The sublimity comes in the form of “Renacimiento,” a Fischer tune that begins with flutes crosshatching two electric pianos (Fischer and Quinn Johnson), slowly incorporates lush layers of modernist-classical dissonance and then transitions into a 6/8 waltz with harmonic tension in both horns and reeds. Then there’s Osvaldo Farrés’ slow tango “Tres Palabras” (one of Fischer’s favorites), engaging reeds and keys in brow-wrinkling but lovely interactions; and an extraordinary Afro-Cuban rendition of Ellington’s “Rockin’ in Rhythm” in which clavinet, delicate marimba, trombones and muted trumpets all meet in a four-way intersection that rests atop cushy saxophone backgrounds and subtly fluctuating electric bass.
The lesser moments are also of high quality. “The Butterfly Samba” features a vocal duet/delight between Scott Whitfield and Roberta Gambarini, buoyed by billowing flutes, and the already-fraught counterpoint of horns and reeds on “Solar Patrol” is supercharged by Sheila E. guesting on timbales.
There are good solos to be found on ¡Intenso! Ron Stout’s trumpeting and Rob Hardt’s work on both flute and tenor sax on “The Butterfly Samba” are admirable, and trombonist Francisco Torres does real justice to “Play Time,” the last song Fischer ever recorded. But Fischer’s writing, in death as in life, remains the star."

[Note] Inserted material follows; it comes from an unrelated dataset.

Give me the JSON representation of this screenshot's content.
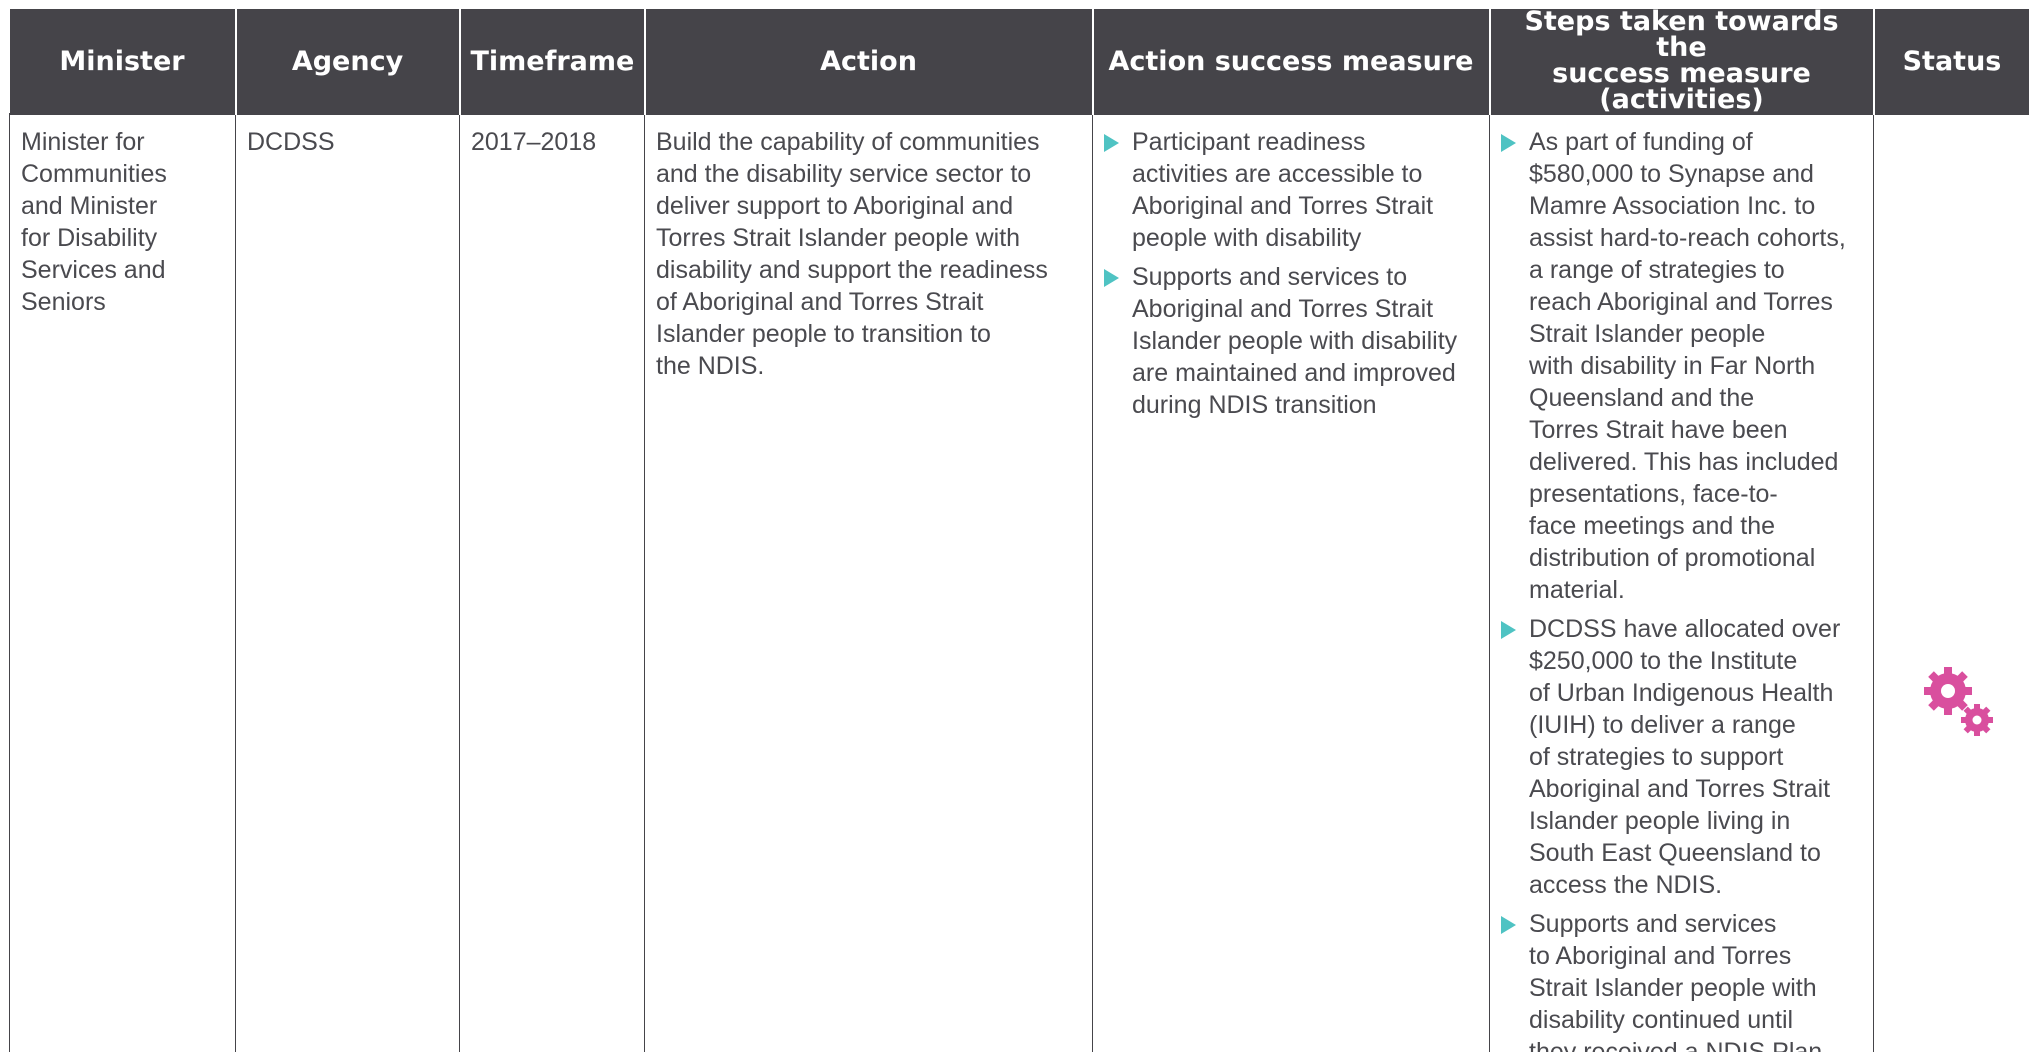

-- Michael J West Jazztimes
Pacific Jazz Reviews
"Most numbers are either straight-on swingers or lustrous ballads, with two notable detours for the blues—Clare's even-tempered "Blues Parisien" and Brent's "Sad About Nothing Blues," the last charmingly sung and scatted by trombonist Scott Whitfield and trumpeter Carl Saunders to a clever lyric by Darlene Koldenhoven. Besides "Sad About Nothing Blues," Brent Fischer wrote the sophisticated "New Thing" and funky "Son of a Dad" and arranged "All Out", "Jumping Jacks" and Lennon / McCartney's "Eleanor Rigby" (the last two with his dad). Brent and Keith Horn orchestrated Clare's off-kilter arrangement of Ray Noble's "Cherokee."
-- JACK BOWERS All About Jazz
"Brent Fischer, son of the legendary composer-arranger-bandleader Clare Fischer (1928–2012), carries on his father’s work of composing and orchestrating big band charts that please the eardrums and stimulate the brainwaves. Pacific Jazz is a multi-generational affair, featuring writing and playing from both Fischers as well as previously unheard repertoire that spans seven decades. Brent Fischer not only directs his late father’s big band performing his father’s material—he also contributes tunes and arrangements of his own, not to mention playing bass, mallet instruments and auxiliary keyboard parts. Clare Fischer, who was able to hear and participate in much of the music on this album prior to his passing, contributes keyboard and piano parts to three tracks, including an introspective solo performance of Gershwin’s “I Loves You, Porgy.” Frequently calling for unconventional instrumentation, the arrangements on Pacific Jazz are deceptively sophisticated, executed with style and skill by an ace ensemble that includes saxophonists Bob Sheppard and Alex Budman, trumpeters Carl Saunders and Ron Stout, and trombonists Scott Whitfield and Andy Martin, among many others. The presence of bass saxophone, contrabass saxophone, bass clarinet, contrabass clarinet and contrabass trombone is felt as much as heard on various tracks, inhabiting a world of low end where most traditional big bands dare not tread. On the high end, the orchestra is filled out with clarinet, flute, oboe, piccolo, soprano saxophone and sopranino saxophone parts, contributing timbres and textures usually reserved for chamber music. Clare and Brent Fischer’s thoughtful and playful arrangements are quite advanced, full of motifs that move through the music like modular mini-themes. The music here is interpreted with a high level of dynamic sensitivity and played with tremendous precision, resulting in a powerful collection that’s bound to appeal to fans of modern orchestrated Jazz, or anyone who holds an appreciation for Clare Fischer’s enduring legacy."